Gedung Rumah Sakit Haji Makassar, Jl. Ngeppe. (Foto: Garnesia.com/ Istimewa)

BERITA.NEWS, Makassar – Badan Pemeriksa Keuangan (BPK) Sulawesi Selatan (Sulsel) menemukan dugaan kerugian negara sebesar Rp3,9 miliar dalam Laporan Keuangan Pemerintah (LPK) di RSUD Haji Makassar.

Temuan ini mengindikasikan adanya pembayaran jasa pelayanan tanpa dasar alokasi yang jelas, mencakup pembayaran kepada pejabat struktural, dokter, serta pegawai ASN dan non-ASN pada tahun 2023.

Ketua Lembaga Anti Korupsi Sulawesi Selatan (LAKSUS), Muh. Ansar, menilai bahwa temuan ini harus segera ditindaklanjuti oleh kejaksaan.

Ia menegaskan bahwa indikasi kerugian negara tanpa kejelasan alokasi bisa menjadi pintu masuk ke ranah pidana.

“Saya menilai ini adalah akses untuk dijadikan pidana. Seharusnya, kejaksaan sudah memproses pihak-pihak terkait. Jika pembayaran tidak memiliki dasar yang jelas, bukankah itu indikasi korupsi?” ujar Ansar dengan nada geram, Selasa (25/3/2025).

Ansar juga menekankan perlunya transparansi dalam penyelesaian masalah ini. Ia meminta pihak rumah sakit dan kejaksaan memberikan penjelasan terbuka kepada publik.

“Kami menuntut RSUD Haji Makassar untuk memberikan klarifikasi secara transparan kepada masyarakat. Kejaksaan juga harus segera memeriksa pihak rumah sakit agar masalah ini benar-benar tuntas,” tambahnya.

Respons Pihak RSUD Haji Makassar

Di sisi lain, Direktur RSUD Haji Makassar, Dr. Evi Arifin, menyatakan bahwa persoalan ini telah selesai sejak Agustus 2024. Ia meminta agar koordinasi dilakukan melalui bagian humas rumah sakit.

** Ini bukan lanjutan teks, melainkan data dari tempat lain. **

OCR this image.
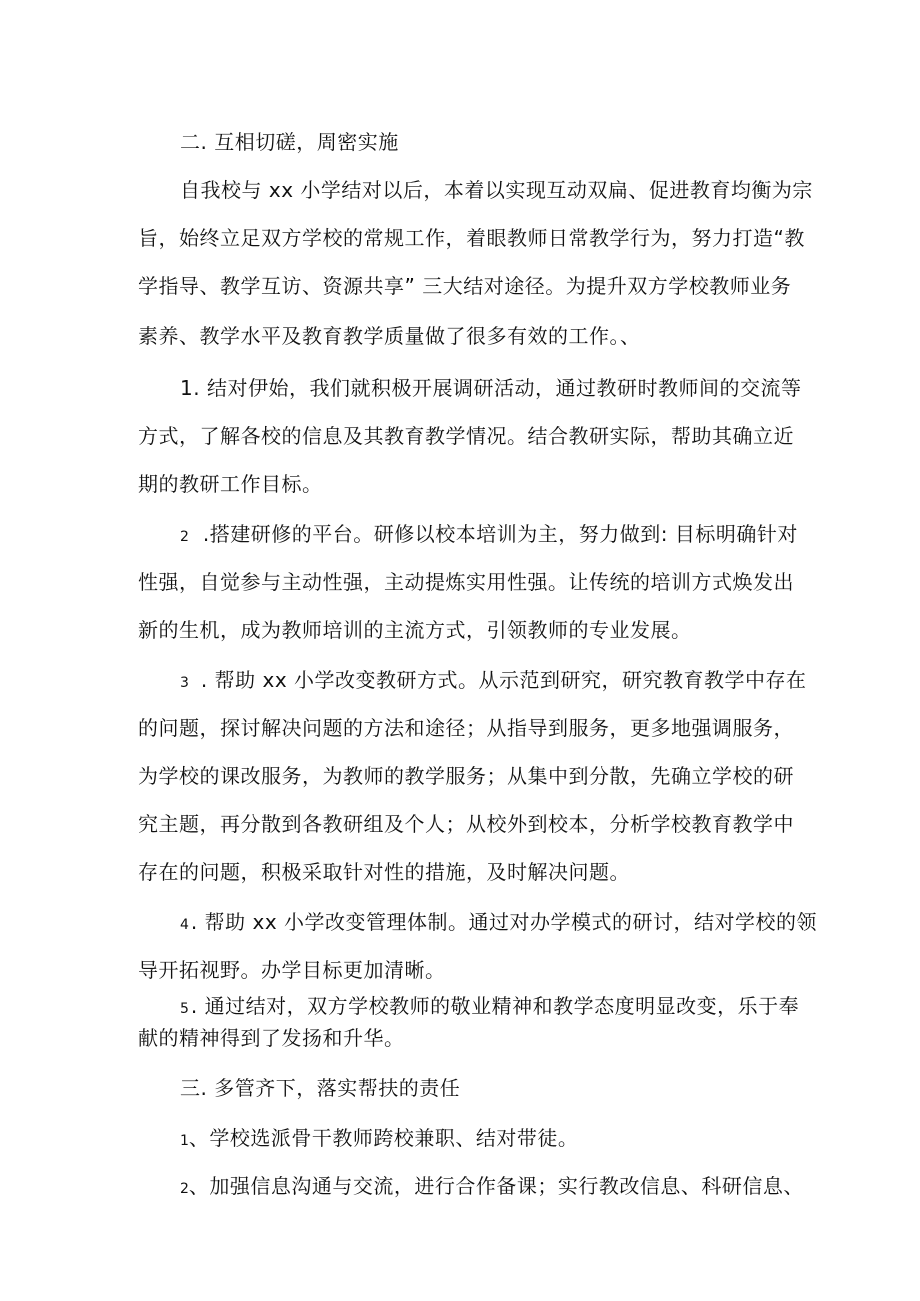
二. 互相切磋，周密实施
自我校与 xx 小学结对以后，本着以实现互动双扁、促进教育均衡为宗
旨，始终立足双方学校的常规工作，着眼教师日常教学行为，努力打造“教
学指导、教学互访、资源共享” 三大结对途径。为提升双方学校教师业务
素养、教学水平及教育教学质量做了很多有效的工作。、
1. 结对伊始，我们就积极开展调研活动，通过教研时教师间的交流等
方式，了解各校的信息及其教育教学情况。结合教研实际，帮助其确立近
期的教研工作目标。
2 .搭建研修的平台。研修以校本培训为主，努力做到: 目标明确针对
性强，自觉参与主动性强，主动提炼实用性强。让传统的培训方式焕发出
新的生机，成为教师培训的主流方式，引领教师的专业发展。
3 . 帮助 xx 小学改变教研方式。从示范到研究，研究教育教学中存在
的问题，探讨解决问题的方法和途径；从指导到服务，更多地强调服务，
为学校的课改服务，为教师的教学服务；从集中到分散，先确立学校的研
究主题，再分散到各教研组及个人；从校外到校本，分析学校教育教学中
存在的问题，积极采取针对性的措施，及时解决问题。
4 . 帮助 xx 小学改变管理体制。通过对办学模式的研讨，结对学校的领
导开拓视野。办学目标更加清晰。
5 . 通过结对，双方学校教师的敬业精神和教学态度明显改变，乐于奉
献的精神得到了发扬和升华。
三. 多管齐下，落实帮扶的责任
1、学校选派骨干教师跨校兼职、结对带徒。
2、加强信息沟通与交流，进行合作备课；实行教改信息、科研信息、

“Sudah beres ini, Pak. Silakan konfirmasi ke bagian humas karena semua informasi keluar melalui mereka,” kata Dr. Evi.

Baca Juga :  Makassar Juara II Ajang STQH 2025, Pemkot Beri Bonus Rp250 Juta

Saat dikonfirmasi, Humas RSUD Haji Makassar, Supriyati Lanna, membenarkan adanya temuan BPK tersebut.

Namun, ia menegaskan bahwa segala kelebihan dan kekurangan pembayaran telah diselesaikan sesuai rekomendasi dari Inspektorat dan BPK.

“Iya, sudah dikembalikan untuk kelebihan bayar dan dibayarkan untuk kekurangan bayar sesuai rekomendasi dari Inspektorat dan BPK. Saat pemeriksaan tahun 2024, masalah ini sudah dianggap selesai,” jelasnya via WhatsApp.

Benarkah Masalah Ini Sudah Selesai?

Meskipun pihak rumah sakit mengklaim telah menyelesaikan persoalan ini, pertanyaan besar masih menggantung:

Apakah benar tidak ada unsur pelanggaran hukum dalam temuan ini?

Jika pembayaran yang dilakukan tidak memiliki dasar alokasi yang jelas, apakah cukup hanya dengan pengembalian dana tanpa ada pertanggungjawaban hukum?

Selain itu, transparansi dalam penyelesaian kasus ini masih menjadi tanda tanya.

Mengapa informasi mengenai temuan BPK ini baru mencuat sekarang jika memang sudah diselesaikan sejak Agustus 2024?

Masyarakat berhak mendapatkan kejelasan. Kejaksaan harus mengambil langkah proaktif untuk mengusut kasus ini secara mendalam.

Jika memang ada indikasi penyalahgunaan keuangan negara, maka harus ada tindakan tegas agar kasus serupa tidak terulang di masa mendatang.

Apakah ini sekadar kesalahan administratif, atau ada indikasi korupsi yang sengaja ditutupi? Jawabannya ada di tangan aparat penegak hukum.